Donnez-nous votre vision de la culture polynésienne ?

"Je vois la culture polynésienne comme une culture vivante et en constante évolution. Une culture millénaire et orale que l’on doit se réapproprier. On doit réapprendre notre histoire et la culture ancienne ma’ohi, en tirer ses enseignements, et surtout la transmettre au plus grand nombre. Je crois qu’il faut préserver ce qui peut encore l’être : les langues, les paripari fenua, les légendes, les histoires, l’art oratoire, les chants, les danses, les valeurs polynésiennes de l’accueil et du partage, les rites, les marae, les rahui, le tatouage, etc. Je pense que la culture polynésienne doit préserver ses traditions tout en faisant preuve d’ouverture. C’est cela qui décrirait le mieux le concept de "Paripari fenua" : un magazine à mi-chemin entre enracinement et modernité. Le métissage en somme."

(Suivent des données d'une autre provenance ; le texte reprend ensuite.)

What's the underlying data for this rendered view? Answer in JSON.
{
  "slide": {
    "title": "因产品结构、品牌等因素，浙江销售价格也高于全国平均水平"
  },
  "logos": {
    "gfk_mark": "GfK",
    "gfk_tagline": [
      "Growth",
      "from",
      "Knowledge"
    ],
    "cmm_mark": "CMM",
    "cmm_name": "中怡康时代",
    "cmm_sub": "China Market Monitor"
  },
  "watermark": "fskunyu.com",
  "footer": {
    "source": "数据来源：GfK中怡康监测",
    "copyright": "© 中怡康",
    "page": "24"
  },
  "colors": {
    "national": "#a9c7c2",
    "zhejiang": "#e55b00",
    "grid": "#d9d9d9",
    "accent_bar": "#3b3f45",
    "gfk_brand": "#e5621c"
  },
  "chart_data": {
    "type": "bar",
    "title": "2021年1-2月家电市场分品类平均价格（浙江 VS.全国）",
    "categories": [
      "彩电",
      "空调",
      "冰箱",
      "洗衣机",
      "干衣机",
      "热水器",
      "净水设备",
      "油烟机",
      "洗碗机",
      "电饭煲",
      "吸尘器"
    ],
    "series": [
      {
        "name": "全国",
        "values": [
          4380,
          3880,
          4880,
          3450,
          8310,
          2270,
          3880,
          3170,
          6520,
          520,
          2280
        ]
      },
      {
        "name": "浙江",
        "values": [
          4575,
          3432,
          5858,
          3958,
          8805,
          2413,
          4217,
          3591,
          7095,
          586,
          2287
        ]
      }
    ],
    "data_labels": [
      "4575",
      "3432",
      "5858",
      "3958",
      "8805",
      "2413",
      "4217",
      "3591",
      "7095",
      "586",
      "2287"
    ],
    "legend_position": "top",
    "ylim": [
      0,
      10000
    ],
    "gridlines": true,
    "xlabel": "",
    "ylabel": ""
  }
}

Quels sont vos prochains projets ?

"Dans la foulée, en novembre 2017, nous repartons sur un documentaire sur le même concept que la série "Paripari fenua" pour Nouvelle-Calédonie 1ère /France Ô qui nous a commandé un unitaire de 52 minutes, toujours tourné en Polynésie, avec des histoires, des personnes et des paysages du fenua, dans le cadre de la case "Archipels"."